Audley Shaw optimistic about IMF approval
FINANCE Minister Audley Shaw is optimistic that the executive board of the International Monetary Fund (IMF) will today accept Government’s application for a US$1.25-billion stand-by agreement with the organisation.
“It is expected that they will be considering it sometime in the morning and we are confident that the board will be granting its approval which would be consistent with the earlier approval that was granted by the executive management committee of the IMF,” said Shaw, addressing journalists at a post-Cabinet press briefing yesterday.
He noted that, if accepted, the agreement “… will mark a very significant point of departure in the operations of the Government in Jamaica because it will signify that there are certain things that we have been doing that we can no longer continue to do”.
Shaw said one of the key pillars of the new type of governance would be a fiscal strategy aimed at making the public sector more efficient, including the restructuring of Government agencies.

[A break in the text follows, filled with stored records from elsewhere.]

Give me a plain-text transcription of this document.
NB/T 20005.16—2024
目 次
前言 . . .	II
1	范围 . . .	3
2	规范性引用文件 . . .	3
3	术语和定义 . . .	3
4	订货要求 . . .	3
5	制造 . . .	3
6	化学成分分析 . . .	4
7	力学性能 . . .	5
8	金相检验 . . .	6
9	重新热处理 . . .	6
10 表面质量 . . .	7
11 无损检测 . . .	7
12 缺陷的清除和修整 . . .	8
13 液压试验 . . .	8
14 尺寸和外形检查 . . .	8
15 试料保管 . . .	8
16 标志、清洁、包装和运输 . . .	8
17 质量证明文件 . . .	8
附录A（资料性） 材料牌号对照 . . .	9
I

“There would be no sacred cows, we would be looking at every agency and each agency will have to justify the continuation of its own existence,” he said. “Some agencies will be merged, others will be closed down and their work subsumed by central Government.
“The aim is to deliver services more efficiently to the people, cut out waste and cut out corruption wherever it exists,” he noted.
The fiscal strategy also involves the divestment of several loss-making state entities and the sale of some 90 other state assets. Among those entities which are to be divested are Air Jamaica and the Clarendon Alumina Production (which represents the Government’s 45 per cent ownership in Jamalco).
The finance minister also identified debt management as one of the key pillars on which it will govern and said that the Jamaica Debt Exchange programme — which involves holders of Government of Jamaica bonds returning high interest earning instruments for bonds with lower yields and longer maturities — is an integral part of this strategy. He announced that participation from bondholders in the programme was now up to 95 per cent, up from 91 per cent a week ago.
Shaw noted that the window to participate is still open for the remaining five per cent — mostly individual bondholders — that has not yet accepted, and he expressed confidence that they will all come on board by February 16, when the programme is formally implemented.
“I want to make it very clear that the Government of Jamaica is profoundly and deeply appreciative of the extraordinary, overwhelming, if not unprecedented response of the financial community, of ordinary Jamaicans, pensioners and everyone who has decided to come on board of this debt exchange programme,” he said. “It represents a significant point of departure in the economic life of our country.”